Beneath the calm waters of the Gulf Coast, there’s a species of fish that’s causing local fishermen to stop and take notice.
“It’s really been an anomaly until last year. You see a few here, a few there, and we’d be like, ‘Hey, there’s a cute lionfish,’” Bryan Clark, CEO of Silver Bullet, said. “Well about a year ago, I started seeing vast number of them and it really alarmed me. In some reefs there are more lionfish than any other fish observable.”
What’s alarming is that the poison in their spines means lionfish don’t have natural predators. They also consume at an alarming rate.
“They’re voracious eaters. They eat up to 20-30 times what a normal fish would eat in a day,” Chris Sherrill, executive chef for the Flora-Bama Yacht Club, said.

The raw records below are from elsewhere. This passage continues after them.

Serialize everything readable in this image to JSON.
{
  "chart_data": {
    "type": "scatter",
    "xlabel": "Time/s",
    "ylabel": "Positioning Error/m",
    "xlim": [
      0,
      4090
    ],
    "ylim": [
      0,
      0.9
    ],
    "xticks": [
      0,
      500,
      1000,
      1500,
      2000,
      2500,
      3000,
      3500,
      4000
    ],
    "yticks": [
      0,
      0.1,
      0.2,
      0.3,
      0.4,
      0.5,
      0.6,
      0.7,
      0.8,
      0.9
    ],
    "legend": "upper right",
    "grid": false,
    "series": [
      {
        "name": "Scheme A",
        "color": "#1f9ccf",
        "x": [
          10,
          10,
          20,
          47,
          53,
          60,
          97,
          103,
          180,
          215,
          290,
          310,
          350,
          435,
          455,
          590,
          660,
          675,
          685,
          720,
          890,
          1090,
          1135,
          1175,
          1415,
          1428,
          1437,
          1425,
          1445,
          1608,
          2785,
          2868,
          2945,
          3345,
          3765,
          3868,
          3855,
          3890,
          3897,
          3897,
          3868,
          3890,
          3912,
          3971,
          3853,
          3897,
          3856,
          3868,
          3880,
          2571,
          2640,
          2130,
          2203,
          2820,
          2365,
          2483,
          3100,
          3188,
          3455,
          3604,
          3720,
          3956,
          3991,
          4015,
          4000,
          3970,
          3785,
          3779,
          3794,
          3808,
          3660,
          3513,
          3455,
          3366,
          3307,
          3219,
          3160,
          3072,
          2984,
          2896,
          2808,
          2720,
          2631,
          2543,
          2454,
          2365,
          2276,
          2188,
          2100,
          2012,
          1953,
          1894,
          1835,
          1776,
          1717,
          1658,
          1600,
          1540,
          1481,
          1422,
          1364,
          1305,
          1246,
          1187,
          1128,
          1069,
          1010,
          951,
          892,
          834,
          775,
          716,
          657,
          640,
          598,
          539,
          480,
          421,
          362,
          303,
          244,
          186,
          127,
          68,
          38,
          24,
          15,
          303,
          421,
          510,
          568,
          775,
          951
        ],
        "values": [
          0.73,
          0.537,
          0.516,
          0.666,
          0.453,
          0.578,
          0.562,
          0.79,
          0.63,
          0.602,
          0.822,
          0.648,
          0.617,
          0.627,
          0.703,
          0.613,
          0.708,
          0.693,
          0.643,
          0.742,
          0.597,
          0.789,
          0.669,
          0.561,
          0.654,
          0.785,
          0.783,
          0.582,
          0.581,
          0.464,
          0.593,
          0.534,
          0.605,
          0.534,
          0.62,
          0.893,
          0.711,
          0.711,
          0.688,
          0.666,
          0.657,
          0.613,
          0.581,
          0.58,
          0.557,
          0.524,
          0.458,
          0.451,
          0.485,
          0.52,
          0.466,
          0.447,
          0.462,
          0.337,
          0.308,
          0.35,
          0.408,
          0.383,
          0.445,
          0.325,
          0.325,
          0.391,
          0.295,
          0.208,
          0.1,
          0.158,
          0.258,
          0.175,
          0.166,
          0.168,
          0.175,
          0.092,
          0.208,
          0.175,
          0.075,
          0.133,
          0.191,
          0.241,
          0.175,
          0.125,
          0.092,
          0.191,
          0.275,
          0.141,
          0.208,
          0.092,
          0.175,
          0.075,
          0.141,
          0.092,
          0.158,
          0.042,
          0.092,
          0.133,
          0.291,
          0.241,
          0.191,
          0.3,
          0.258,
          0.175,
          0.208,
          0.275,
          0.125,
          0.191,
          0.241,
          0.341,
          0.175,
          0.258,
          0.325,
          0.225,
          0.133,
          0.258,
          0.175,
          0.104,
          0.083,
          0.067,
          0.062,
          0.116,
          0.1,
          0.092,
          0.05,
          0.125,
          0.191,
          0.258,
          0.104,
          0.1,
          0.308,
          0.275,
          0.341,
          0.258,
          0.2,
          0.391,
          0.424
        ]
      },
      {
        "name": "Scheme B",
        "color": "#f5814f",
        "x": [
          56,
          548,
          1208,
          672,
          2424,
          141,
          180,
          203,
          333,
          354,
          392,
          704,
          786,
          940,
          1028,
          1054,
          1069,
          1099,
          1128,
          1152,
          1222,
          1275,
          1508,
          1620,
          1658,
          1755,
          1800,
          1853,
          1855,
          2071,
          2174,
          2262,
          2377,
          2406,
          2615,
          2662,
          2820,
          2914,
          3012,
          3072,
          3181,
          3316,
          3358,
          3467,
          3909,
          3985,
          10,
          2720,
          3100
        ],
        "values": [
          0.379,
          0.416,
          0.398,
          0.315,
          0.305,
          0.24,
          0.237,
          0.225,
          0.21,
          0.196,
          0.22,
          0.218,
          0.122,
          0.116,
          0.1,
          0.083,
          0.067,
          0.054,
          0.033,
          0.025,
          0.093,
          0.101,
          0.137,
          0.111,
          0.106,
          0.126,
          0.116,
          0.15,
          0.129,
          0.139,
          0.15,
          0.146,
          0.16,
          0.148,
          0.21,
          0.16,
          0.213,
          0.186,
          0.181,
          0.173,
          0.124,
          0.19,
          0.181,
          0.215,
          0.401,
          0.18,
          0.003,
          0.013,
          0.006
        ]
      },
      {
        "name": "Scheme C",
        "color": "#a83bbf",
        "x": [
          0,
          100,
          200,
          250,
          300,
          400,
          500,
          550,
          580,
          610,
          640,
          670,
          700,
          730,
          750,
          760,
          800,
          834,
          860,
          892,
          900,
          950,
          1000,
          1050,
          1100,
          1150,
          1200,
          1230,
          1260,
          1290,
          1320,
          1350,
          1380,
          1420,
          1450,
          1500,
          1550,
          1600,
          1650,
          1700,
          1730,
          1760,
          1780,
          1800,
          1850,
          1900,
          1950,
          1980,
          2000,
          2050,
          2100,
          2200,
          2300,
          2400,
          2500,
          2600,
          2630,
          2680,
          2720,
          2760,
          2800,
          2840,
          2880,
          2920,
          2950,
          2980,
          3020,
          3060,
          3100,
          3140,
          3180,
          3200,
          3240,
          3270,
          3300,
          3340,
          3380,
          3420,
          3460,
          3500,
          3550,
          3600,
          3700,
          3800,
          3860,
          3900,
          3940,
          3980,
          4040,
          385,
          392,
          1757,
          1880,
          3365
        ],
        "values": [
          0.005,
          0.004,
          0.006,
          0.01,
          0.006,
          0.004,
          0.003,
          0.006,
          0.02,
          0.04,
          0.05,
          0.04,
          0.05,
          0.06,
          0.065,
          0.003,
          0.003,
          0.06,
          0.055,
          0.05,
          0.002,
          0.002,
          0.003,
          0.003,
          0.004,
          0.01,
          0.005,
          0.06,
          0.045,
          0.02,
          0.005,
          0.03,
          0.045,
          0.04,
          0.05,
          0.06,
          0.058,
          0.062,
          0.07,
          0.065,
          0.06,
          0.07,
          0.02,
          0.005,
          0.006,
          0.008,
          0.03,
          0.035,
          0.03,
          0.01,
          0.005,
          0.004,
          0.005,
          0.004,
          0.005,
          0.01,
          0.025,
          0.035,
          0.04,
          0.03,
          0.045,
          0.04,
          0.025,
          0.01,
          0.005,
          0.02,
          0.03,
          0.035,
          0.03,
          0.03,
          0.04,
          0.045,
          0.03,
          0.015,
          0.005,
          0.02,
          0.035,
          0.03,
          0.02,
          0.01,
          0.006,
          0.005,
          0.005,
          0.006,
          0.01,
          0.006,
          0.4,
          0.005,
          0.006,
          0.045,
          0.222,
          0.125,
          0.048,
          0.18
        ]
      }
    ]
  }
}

Which, according to the Gulf Coast Lionfish Coalition, may cause trouble for local fishermen and tourists if left unchecked.
“If snapper are competing with lionfish for food or juvenile snapper are being eaten by these lionfish, then it’s only a matter of time before that’s a problem,” Sherrill said. He also serves as vice president of the coalition.
“15, 20 years down the road, if these fish keep eating the babies, there’s not going to be anything out there on the reefs,” Michael Williamson, host of the television show “Catchin’ Fish,” said. “And it’s going to spread into the bays and the bayous too, because these fish can go anywhere.
The group is now working to educate the public about the lionfish and will hold tournaments and derbies to try and help reduce the population.
The Flora-Bama Yacht Club is trying its own solution: serving them on a platter.
“Right now we’re just experimenting with it. And in turn serving it for free to our guests,” Sherrill said. “So it’s been fun. It’s really cool.”